Q: What is the sound anger makes?
A: Listen to a punk rock album.
Q: What is the sound that an empty room makes?
A: Listen to a Brian Eno album.
Q: What is the sound of a nuclear holocaust?
A: Listen to Godspeed You! Black Emperor.
Often we find ourselves describing music that makes an emotional impact on us as “breath taking“
, but just how many times has music literally taken your breath away? Godspeed You! Black Emperor does just that, several times throughout their compositions with the scope of the imagery they paint. I can’t think of a time where listening to this band didn’t convey the image of a crumbling metropolis, a scorched playground, or the tragic scene of an airplane crashing and burning. Hell, I even find myself tossing on “F# A# Infinity”
while roaming the wastelands in Fallout just to compliment the mood. In the same way Ennio Morricone perfectly captured the sound of desolation in the American deserts with his score for “The Good, The Bad, and the Ugly“
, Godspeed You! Black Emperor perfectly captures the sound of the American countryside ravaged by the likes of a tornado or some sort of storm…or by nuclear fallout, if you want to keep with apocalyptic themes.
This is the definitive statement by Godspeed You! Black Emperor, spoken in a nonchalant manner. It’s an EP clocking in at about a half an hour, and containing only two songs. Despite this, all of the band’s ideas and trademark techniques are expressed more efficiently here due to the compact nature of an EP. Within “Slow Riot for New Zero Kanada”
, we find the classic ebb and flow of the band’s catharsis that has been copied by countless other post-rock groups; the parabolic drifts between gentle hums and violent belches of fire and brimstone, and the confusing beauty that mingles with abrasiveness during their most dramatic moments. Effortlessly, the band melds the desolation and heavy sampling of their debut with the epic peaks of “Lift Your Skinny Fists Like Antennas to Heaven”
. This album will go down as one of the great symphonies of our time.
Consider “Moya” as an introductory piece to the second track on this album. Slowly and surely it climbs towards the heavens as the instruments continue to rise and coagulate into a shimmering wash of noise, pulled forward by the restrained and exact drum work of Bruce Cawdron and Aidan Girt. We’re left with the bellowing hum of cello, as “BBF3” (acronym for “Blaise Bailey Finnegan III”) begins…
The music is pushed into the background momentarily as Mr. Finnegan takes the foreground. The sampled interview with this eccentric man can be looked at as the personified representation of Godspeed You! Black Emperor’s sound; odd beauty tinged with insanity. As the music lingers we listen to this crack-pot of a libertarian anarchist rant about the United States Government, parking tickets, and his gun collection. Oddly enough, it’s the most engaging moment in the band’s entire catalog. There is a sense of sincerity and of vulnerable humanity here, and at the most appropriate of times, the music returns gloriously to take the forefront again. Then comes the build up…
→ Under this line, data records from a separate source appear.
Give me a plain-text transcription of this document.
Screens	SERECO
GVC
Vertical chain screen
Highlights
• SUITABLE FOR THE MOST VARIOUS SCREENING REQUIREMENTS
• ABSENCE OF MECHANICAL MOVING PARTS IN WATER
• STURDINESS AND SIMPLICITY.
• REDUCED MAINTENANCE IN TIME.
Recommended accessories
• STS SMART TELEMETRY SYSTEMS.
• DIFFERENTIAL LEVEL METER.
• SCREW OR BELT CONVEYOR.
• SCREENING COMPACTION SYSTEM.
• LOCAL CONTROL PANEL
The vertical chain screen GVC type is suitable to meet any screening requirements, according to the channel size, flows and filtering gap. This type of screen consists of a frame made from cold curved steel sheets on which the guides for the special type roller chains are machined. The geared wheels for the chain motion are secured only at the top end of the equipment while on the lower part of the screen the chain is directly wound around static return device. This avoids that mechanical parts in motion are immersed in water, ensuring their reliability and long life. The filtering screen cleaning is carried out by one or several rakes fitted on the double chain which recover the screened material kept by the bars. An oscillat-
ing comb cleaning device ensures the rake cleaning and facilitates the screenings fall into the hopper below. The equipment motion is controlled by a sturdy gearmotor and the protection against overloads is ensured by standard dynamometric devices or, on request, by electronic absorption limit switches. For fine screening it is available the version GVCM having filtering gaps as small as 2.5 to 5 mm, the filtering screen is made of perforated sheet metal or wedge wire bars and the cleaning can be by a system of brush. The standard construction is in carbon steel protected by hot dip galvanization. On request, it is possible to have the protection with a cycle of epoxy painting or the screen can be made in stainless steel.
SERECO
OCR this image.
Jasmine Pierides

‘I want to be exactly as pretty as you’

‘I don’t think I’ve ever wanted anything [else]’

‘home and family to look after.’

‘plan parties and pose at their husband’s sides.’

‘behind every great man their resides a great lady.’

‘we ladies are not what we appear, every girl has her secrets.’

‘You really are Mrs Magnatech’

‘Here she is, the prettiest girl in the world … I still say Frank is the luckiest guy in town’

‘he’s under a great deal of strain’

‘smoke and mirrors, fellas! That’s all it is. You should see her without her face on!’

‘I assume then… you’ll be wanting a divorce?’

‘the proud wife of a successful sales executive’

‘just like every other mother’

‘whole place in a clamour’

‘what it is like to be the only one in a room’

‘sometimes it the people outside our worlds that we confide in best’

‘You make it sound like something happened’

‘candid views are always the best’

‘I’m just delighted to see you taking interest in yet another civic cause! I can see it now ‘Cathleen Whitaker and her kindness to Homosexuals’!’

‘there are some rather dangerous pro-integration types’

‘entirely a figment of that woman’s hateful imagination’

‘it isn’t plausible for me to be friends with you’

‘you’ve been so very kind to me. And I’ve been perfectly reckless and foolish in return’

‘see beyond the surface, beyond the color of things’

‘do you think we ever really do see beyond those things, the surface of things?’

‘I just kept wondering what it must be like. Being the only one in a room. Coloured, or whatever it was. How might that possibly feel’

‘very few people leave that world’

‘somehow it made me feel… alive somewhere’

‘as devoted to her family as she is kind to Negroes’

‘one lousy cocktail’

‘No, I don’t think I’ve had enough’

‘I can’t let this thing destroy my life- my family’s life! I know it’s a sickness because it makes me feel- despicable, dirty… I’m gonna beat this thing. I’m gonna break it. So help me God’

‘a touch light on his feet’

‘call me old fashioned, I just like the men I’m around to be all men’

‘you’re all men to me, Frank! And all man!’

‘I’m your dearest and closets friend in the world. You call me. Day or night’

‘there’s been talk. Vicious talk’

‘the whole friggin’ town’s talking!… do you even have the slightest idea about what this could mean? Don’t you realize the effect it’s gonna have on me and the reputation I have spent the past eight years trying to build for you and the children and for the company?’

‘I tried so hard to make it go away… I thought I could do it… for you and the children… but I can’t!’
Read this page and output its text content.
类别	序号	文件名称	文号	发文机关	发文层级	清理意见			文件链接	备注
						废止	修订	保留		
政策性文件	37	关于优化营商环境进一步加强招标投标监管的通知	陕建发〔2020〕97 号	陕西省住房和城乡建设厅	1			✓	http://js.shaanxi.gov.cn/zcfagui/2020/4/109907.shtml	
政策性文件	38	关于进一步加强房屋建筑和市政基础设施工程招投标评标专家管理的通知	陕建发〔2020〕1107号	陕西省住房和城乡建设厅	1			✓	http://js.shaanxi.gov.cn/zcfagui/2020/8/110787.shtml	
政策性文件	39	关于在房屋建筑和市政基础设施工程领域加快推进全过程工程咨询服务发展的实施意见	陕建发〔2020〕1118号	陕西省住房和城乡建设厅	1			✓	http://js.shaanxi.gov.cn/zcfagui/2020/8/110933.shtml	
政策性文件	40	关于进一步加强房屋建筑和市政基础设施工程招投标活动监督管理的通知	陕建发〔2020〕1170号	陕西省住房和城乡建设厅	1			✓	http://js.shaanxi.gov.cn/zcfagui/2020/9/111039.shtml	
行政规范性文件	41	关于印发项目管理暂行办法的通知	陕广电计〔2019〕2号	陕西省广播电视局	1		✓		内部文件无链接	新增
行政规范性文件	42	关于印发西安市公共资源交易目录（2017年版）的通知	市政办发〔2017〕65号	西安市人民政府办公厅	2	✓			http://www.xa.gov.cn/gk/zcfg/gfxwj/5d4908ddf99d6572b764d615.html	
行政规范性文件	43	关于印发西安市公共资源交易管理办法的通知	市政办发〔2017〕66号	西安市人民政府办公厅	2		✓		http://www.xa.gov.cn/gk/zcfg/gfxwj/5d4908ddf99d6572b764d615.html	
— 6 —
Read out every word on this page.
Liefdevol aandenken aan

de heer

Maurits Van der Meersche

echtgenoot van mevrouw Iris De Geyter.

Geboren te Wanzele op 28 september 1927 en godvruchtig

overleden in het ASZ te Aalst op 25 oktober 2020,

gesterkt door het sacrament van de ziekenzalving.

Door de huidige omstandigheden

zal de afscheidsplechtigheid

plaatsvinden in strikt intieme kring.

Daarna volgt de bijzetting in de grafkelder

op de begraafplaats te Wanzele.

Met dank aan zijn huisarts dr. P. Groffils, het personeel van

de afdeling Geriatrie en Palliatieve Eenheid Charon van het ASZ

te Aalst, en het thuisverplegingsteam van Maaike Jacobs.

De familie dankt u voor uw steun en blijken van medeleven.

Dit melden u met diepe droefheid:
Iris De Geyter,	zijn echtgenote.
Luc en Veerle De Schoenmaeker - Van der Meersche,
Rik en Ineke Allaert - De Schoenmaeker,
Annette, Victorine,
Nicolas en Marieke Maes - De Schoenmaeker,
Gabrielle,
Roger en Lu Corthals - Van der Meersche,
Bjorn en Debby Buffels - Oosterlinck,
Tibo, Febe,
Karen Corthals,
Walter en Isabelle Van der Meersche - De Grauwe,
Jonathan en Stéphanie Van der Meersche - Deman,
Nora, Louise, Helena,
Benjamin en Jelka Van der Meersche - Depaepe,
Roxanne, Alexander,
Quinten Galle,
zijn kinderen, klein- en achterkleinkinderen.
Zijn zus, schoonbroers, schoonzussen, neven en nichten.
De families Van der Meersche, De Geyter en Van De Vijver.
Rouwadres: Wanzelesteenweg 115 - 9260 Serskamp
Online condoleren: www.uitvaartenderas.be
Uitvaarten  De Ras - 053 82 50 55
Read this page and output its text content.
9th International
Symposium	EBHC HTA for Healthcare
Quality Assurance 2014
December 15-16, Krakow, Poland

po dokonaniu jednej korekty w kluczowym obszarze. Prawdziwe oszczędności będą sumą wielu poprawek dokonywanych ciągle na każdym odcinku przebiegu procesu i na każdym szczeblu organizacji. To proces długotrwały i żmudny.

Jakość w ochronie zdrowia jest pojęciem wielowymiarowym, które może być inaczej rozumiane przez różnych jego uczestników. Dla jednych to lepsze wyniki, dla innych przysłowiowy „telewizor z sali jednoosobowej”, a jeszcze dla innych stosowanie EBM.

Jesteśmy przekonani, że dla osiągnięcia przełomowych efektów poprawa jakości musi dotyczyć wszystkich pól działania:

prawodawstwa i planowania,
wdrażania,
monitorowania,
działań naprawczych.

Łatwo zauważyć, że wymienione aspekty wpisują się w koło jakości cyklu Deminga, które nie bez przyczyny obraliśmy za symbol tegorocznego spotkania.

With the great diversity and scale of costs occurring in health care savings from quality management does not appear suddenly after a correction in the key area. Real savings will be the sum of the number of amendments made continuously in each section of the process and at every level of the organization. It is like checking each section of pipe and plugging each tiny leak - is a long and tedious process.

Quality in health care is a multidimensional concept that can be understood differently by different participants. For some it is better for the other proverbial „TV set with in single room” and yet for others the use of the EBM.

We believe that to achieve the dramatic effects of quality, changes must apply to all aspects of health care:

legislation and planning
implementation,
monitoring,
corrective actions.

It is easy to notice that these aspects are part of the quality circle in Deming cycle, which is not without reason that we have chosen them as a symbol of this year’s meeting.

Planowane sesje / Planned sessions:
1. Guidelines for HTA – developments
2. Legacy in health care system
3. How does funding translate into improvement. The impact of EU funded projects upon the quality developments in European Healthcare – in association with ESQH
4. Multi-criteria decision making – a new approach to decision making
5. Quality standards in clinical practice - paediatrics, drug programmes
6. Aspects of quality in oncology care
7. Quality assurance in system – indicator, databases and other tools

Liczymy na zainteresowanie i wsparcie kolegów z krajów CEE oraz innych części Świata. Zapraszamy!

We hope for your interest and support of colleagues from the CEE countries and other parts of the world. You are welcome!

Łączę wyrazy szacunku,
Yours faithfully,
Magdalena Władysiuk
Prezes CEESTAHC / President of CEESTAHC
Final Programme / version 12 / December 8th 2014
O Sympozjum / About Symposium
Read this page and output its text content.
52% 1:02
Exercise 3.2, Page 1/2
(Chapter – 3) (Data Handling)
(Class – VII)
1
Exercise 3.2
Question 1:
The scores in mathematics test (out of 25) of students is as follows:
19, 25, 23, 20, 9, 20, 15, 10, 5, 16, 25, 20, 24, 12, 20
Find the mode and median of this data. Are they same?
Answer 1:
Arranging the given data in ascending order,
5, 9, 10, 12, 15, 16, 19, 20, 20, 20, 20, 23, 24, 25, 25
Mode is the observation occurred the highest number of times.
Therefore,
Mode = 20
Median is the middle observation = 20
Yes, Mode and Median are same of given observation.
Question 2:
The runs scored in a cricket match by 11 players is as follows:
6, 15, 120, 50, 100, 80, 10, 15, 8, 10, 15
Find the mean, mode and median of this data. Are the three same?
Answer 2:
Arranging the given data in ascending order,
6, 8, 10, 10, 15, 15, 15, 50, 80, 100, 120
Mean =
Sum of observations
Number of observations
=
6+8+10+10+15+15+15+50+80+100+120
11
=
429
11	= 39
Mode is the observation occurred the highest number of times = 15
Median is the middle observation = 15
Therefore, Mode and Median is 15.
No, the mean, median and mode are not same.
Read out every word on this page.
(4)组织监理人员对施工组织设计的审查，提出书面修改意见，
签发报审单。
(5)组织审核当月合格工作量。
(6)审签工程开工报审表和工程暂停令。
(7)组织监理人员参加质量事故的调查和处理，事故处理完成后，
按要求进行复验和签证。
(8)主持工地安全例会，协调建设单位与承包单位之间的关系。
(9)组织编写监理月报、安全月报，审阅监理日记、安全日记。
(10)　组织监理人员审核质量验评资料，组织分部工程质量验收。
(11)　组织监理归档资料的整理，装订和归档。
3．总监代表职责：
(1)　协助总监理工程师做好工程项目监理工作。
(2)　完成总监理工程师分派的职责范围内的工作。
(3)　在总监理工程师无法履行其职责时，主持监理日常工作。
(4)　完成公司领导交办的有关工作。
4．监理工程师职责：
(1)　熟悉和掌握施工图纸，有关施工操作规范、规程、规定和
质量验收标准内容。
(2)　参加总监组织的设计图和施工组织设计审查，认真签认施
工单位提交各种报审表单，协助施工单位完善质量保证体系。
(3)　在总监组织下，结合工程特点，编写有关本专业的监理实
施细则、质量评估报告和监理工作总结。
Soaring guitar squeal punctures the thick atmosphere of tortured strings and pounding drums as the band lets loose and collapses into itself again riding the forcefulness of their orchestral stabs. Somehow, the song continues to build even more
tension, taking the endurance of both the musicians and their instruments to their limits. And just as you begin to question whether or not the band has a breaking point, the song comes to it’s final crescendo and ends; the audience now ***ed and left drooling.
Tired metaphors and analogies can never truly describe the songs of Godspeed You! Black Emperor, nor can any analyzing effectively pick apart the arrangements of such pieces. This band speaks in moments and emotions; anger, sadness, fear, regret, triumph, optimism, happiness. This is the catch and release of the band’s draw. Where there is tension, there is looseness. Where there is construction, there is chaotic spontaneity. Where there is relaxation, there is confrontation. This is classical music for the aging generation of punk-rockers. Godspeed You! Black Emperor creates their own emotions in spite of their contradictory nature. Like a photograph of a ravaged Chernobyl, there is desolation and tragedy upon first viewing yet an odd sense of beauty in its placidity.
And who amongst us could have guessed that the band’s finest vocal moment would end up being the rehashing of some Iron Maiden lyrics plagiarized by Mr. Finnegan? Brilliant.